[L’industrie c’est fou] First successful tests for SpinLauch, the start-up that wants to catapult satellites

To dethrone the giants of the aerospace industry, SpinLauch relies on the same weapon that David used to defeat Goliath: the slingshot. Founded in 2014, the American start-up aims to place satellites in orbit using a system similar to a catapult. This today takes the form of a rotating disc 50 meters high, composed of a central drum whose electric balance is capable of reaching 450 revolutions per minute.

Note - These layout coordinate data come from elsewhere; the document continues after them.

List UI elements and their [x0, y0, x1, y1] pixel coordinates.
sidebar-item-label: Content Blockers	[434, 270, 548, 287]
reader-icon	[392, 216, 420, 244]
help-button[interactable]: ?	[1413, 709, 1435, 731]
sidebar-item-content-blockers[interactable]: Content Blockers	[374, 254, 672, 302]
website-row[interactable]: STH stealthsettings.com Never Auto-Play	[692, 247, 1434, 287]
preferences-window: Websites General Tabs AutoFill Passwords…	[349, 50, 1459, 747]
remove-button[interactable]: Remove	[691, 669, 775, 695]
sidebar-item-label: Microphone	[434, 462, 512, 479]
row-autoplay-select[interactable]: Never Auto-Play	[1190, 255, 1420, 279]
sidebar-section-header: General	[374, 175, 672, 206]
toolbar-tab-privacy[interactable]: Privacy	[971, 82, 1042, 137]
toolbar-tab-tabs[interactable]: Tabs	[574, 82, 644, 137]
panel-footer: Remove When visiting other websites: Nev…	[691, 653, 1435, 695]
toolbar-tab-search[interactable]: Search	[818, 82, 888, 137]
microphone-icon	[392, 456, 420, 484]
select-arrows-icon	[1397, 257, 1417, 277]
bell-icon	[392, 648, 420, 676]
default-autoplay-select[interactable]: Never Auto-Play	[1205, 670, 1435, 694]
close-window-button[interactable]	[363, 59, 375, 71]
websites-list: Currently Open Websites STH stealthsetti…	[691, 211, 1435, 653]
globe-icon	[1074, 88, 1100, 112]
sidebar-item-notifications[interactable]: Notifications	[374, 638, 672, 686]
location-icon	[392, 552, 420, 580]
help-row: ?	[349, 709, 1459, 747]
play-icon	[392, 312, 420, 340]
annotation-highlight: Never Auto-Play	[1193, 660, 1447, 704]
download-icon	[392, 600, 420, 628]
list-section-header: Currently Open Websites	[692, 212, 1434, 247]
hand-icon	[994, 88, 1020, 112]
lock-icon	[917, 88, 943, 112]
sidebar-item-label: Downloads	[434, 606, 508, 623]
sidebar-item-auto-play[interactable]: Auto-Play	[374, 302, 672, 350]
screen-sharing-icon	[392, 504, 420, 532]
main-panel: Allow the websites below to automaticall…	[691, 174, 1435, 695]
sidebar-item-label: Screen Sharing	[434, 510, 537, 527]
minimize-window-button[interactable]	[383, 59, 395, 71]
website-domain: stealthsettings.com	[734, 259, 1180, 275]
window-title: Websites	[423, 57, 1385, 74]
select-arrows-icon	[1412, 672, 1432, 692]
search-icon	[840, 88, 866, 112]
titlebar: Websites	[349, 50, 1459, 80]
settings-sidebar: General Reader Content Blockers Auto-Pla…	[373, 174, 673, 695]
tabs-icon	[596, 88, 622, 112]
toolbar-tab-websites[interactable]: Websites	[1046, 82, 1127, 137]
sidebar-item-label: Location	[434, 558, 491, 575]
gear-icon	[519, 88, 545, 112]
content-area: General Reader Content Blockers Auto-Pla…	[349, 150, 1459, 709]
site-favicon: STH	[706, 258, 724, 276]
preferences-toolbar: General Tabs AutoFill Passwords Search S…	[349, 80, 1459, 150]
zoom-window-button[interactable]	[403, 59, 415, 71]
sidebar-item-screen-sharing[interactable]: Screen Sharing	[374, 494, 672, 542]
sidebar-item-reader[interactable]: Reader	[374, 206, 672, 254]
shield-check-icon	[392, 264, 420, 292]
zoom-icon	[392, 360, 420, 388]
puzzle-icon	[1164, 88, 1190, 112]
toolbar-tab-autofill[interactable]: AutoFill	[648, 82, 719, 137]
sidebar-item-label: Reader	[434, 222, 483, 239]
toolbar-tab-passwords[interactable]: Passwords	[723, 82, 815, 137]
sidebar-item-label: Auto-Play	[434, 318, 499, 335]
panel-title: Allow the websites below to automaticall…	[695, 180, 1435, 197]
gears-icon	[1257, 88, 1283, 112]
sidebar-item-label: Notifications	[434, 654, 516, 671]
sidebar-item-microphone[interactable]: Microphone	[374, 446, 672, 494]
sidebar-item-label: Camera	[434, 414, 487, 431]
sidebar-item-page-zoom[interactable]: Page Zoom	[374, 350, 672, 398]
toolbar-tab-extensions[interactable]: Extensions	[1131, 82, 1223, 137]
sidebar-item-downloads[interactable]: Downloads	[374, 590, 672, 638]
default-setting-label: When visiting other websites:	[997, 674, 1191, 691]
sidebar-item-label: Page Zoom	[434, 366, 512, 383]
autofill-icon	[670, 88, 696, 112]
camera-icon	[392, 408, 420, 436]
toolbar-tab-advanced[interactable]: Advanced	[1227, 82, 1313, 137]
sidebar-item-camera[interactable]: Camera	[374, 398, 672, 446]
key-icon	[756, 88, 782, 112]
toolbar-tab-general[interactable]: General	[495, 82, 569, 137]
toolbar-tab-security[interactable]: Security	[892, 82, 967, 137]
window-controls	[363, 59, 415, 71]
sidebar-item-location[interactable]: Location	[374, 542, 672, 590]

This 1/3 scale prototype compared to the final project allowed the SpinLauch teams to carry out a first test at the end of October in the desert of New Mexico (United States). Thanks to its kinetic energy of rotation, the device succeeded in propelling a projectile three meters high at several thousand kilometers per hour. According to the company founder, this innovation could reduce fuel consumption by four compared to traditional launchers, and costs by ten. On the ecological side, the balance also seems to be tilting towards the giant slingshot, because the carbon impact of rockets is often disastrous.


Support by Google and Airbus

The start-up aims to eventually be able to transport up to 200 kg of payload, which would allow it to conquer the flourishing microsatellite market. A sector that could well prove to be hyper competitive in the coming years, with many start-ups looking to get their share of the pie. But thanks to the originality of its concept, SpinLauch leaves with a head start: it has already raised 110 million dollars (97 million euros) from prestigious investors, such as Google or Airbus.

Despite the success of the first tests, this crazy project continues to arouse the mockery of skeptics. As some specialists point out, the device will require expert precision to become viable, and the electronic equipment will have to withstand a lateral acceleration of nearly 10,000 G! Enough to reduce a Thomas Pesquet to a compote if he opted for SpinLauch to return to space. The nugget, however, claims to have already eliminated “ 90% of the risks And plans about 30 additional suborbital test flights over the next eight months to polish its slingshot.